Why not write it the other way round?

The polynomial function $$F(x)=\sum_{k=0}^n\frac{a_k}{k+1}x^{k+1}$$ is a differentiable function $\Bbb R\to\Bbb R$ with derivative $$F'(x)=\sum_{k=0}^na_kx^k.$$ We are given that $F(1)=0$, and clearly $F(0)=0$. Hence by Rolle's theorem, there exists $x\in(0,1)$ such that $F'(x)=0$, as was to be shown.

• Indeed, this is the rigorous proof of the area-interpretation described in the OP. – Greg Martin Jul 28 '16 at 22:32

Your proof looks fine. If you wanted to expand, you could add the following:

Suppose $f(x)>0$ for all $x>0$. Then we must have $$\int_0^1f(x)\ dx>0,$$ But we have already shown that $\int_0^1f(x)\ dx=0$, a contradiction.

If we assume $f(x)<0$ for all $x>0$, we arrive at a similar contradiction.
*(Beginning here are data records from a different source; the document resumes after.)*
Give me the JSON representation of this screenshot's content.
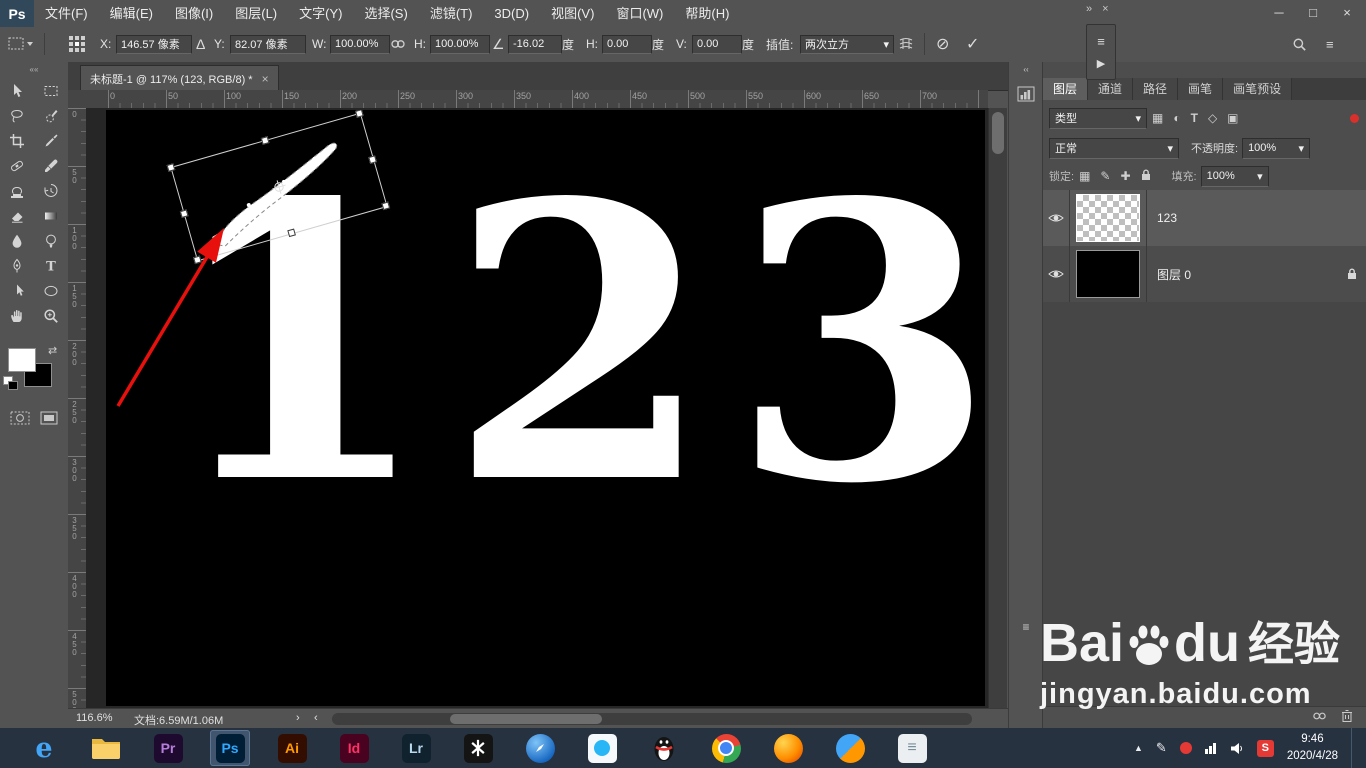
{
  "app": {
    "logo": "Ps"
  },
  "menu_bar": {
    "items": [
      "文件(F)",
      "编辑(E)",
      "图像(I)",
      "图层(L)",
      "文字(Y)",
      "选择(S)",
      "滤镜(T)",
      "3D(D)",
      "视图(V)",
      "窗口(W)",
      "帮助(H)"
    ]
  },
  "window_controls": {
    "minimize": "─",
    "restore": "□",
    "close": "×",
    "dock_collapse": "»",
    "dock_close": "×"
  },
  "options_bar": {
    "x_label": "X:",
    "x_value": "146.57 像素",
    "delta": "Δ",
    "y_label": "Y:",
    "y_value": "82.07 像素",
    "w_label": "W:",
    "w_value": "100.00%",
    "h_label": "H:",
    "h_value": "100.00%",
    "angle_value": "-16.02",
    "deg_unit": "度",
    "h_skew_label": "H:",
    "h_skew_value": "0.00",
    "v_skew_label": "V:",
    "v_skew_value": "0.00",
    "interp_label": "插值:",
    "interp_value": "两次立方",
    "cancel_glyph": "⊘",
    "commit_glyph": "✓"
  },
  "document": {
    "tab_title": "未标题-1 @ 117% (123, RGB/8) *",
    "tab_close": "×",
    "canvas_text": "123",
    "zoom_level": "116.6%",
    "doc_info": "文档:6.59M/1.06M"
  },
  "rulers": {
    "top": [
      "0",
      "50",
      "100",
      "150",
      "200",
      "250",
      "300",
      "350",
      "400",
      "450",
      "500",
      "550",
      "600",
      "650",
      "700"
    ],
    "left": [
      "0",
      "50",
      "100",
      "150",
      "200",
      "250",
      "300",
      "350",
      "400",
      "450",
      "500"
    ]
  },
  "toolbar": {
    "tools": [
      "move",
      "rectangular-marquee",
      "lasso",
      "quick-selection",
      "crop",
      "eyedropper",
      "spot-healing-brush",
      "brush",
      "clone-stamp",
      "history-brush",
      "eraser",
      "gradient",
      "blur",
      "dodge",
      "pen",
      "horizontal-type",
      "path-selection",
      "ellipse-shape",
      "hand",
      "zoom"
    ],
    "foreground_color": "#ffffff",
    "background_color": "#000000"
  },
  "panels": {
    "tabs": [
      "图层",
      "通道",
      "路径",
      "画笔",
      "画笔预设"
    ],
    "active_tab": "图层",
    "filter_kind_label": "类型",
    "blend_mode": "正常",
    "opacity_label": "不透明度:",
    "opacity_value": "100%",
    "lock_label": "锁定:",
    "fill_label": "填充:",
    "fill_value": "100%",
    "layers": [
      {
        "name": "123",
        "selected": true
      },
      {
        "name": "图层 0",
        "locked": true
      }
    ]
  },
  "watermark": {
    "brand_left": "Bai",
    "brand_right": "du",
    "brand_cn": "经验",
    "url": "jingyan.baidu.com"
  },
  "taskbar": {
    "apps": [
      {
        "name": "internet-explorer",
        "glyph": "e"
      },
      {
        "name": "file-explorer",
        "glyph": ""
      },
      {
        "name": "premiere",
        "glyph": "Pr"
      },
      {
        "name": "photoshop",
        "glyph": "Ps",
        "active": true
      },
      {
        "name": "illustrator",
        "glyph": "Ai"
      },
      {
        "name": "indesign",
        "glyph": "Id"
      },
      {
        "name": "lightroom",
        "glyph": "Lr"
      },
      {
        "name": "video-editor",
        "glyph": ""
      },
      {
        "name": "compass-browser",
        "glyph": ""
      },
      {
        "name": "messenger",
        "glyph": ""
      },
      {
        "name": "qq",
        "glyph": ""
      },
      {
        "name": "chrome",
        "glyph": ""
      },
      {
        "name": "firefox",
        "glyph": ""
      },
      {
        "name": "sphere-app",
        "glyph": ""
      },
      {
        "name": "notes",
        "glyph": "≡"
      }
    ],
    "tray_input_badge": "S",
    "time": "9:46",
    "date": "2020/4/28"
  },
  "transform": {
    "rotation_deg": -16.02
  },
  "ui": {
    "caret": "▾",
    "collapse_left": "««",
    "collapse_right": "‹‹",
    "chevron_right": "›",
    "chevron_left": "‹",
    "list_glyph": "≡",
    "play_glyph": "▶",
    "swap_glyph": "⇄",
    "angle_glyph": "∠",
    "tray_chevron": "▲",
    "pencil": "✎"
  },
  "colors": {
    "arrow": "#e8100c",
    "ui_bg": "#535353",
    "canvas_bg": "#000000",
    "taskbar_bg": "#273240",
    "ps_accent": "#31a8ff"
  }
}
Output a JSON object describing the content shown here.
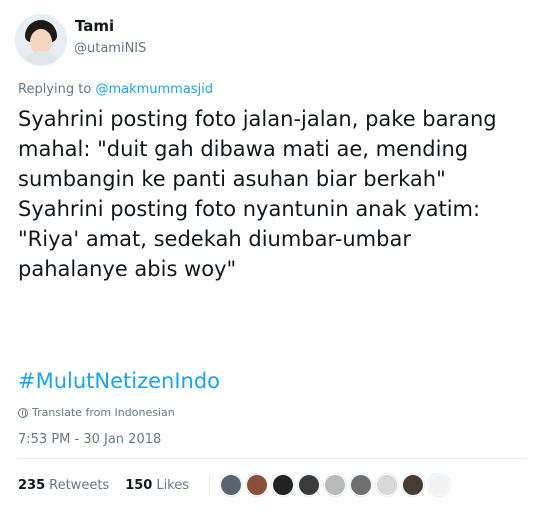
{
  "author": {
    "display_name": "Tami",
    "handle": "@utamiNIS"
  },
  "reply": {
    "prefix": "Replying to ",
    "mention": "@makmummasjid"
  },
  "tweet": {
    "text": "Syahrini posting foto jalan-jalan, pake barang\nmahal: \"duit gah dibawa mati ae, mending\nsumbangin ke panti asuhan biar berkah\"\nSyahrini posting foto nyantunin anak yatim:\n\"Riya' amat, sedekah diumbar-umbar\npahalanye abis woy\"",
    "hashtag": "#MulutNetizenIndo",
    "translate_label": "Translate from Indonesian",
    "timestamp": "7:53 PM - 30 Jan 2018"
  },
  "stats": {
    "retweets_count": "235",
    "retweets_label": "Retweets",
    "likes_count": "150",
    "likes_label": "Likes"
  },
  "likers": [
    {
      "icon": "liker-avatar",
      "color": "#5a6470"
    },
    {
      "icon": "liker-avatar",
      "color": "#8a4e3b"
    },
    {
      "icon": "liker-avatar",
      "color": "#222222"
    },
    {
      "icon": "liker-avatar",
      "color": "#3b3b3b"
    },
    {
      "icon": "liker-avatar",
      "color": "#b9b9b9"
    },
    {
      "icon": "liker-avatar",
      "color": "#6f6f6f"
    },
    {
      "icon": "liker-avatar",
      "color": "#d8d8d8"
    },
    {
      "icon": "liker-avatar",
      "color": "#4a3b35"
    },
    {
      "icon": "liker-avatar",
      "color": "#f2f2f2"
    }
  ],
  "colors": {
    "accent": "#1da1f2",
    "muted": "#657786",
    "text": "#14171a"
  }
}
You can also prove it using the mean value theorem. You showed that $$\int_{0}^{1}f\left(x\right)dx=0$$ now since $f$ is continuous by the mean value theorem for integrals we have that exists some $c\in\left(0,1\right)$ such that $$f\left(c\right)=\int_{0}^{1}f\left(x\right)dx$$ so $$f\left(c\right)=0$$ as wanted.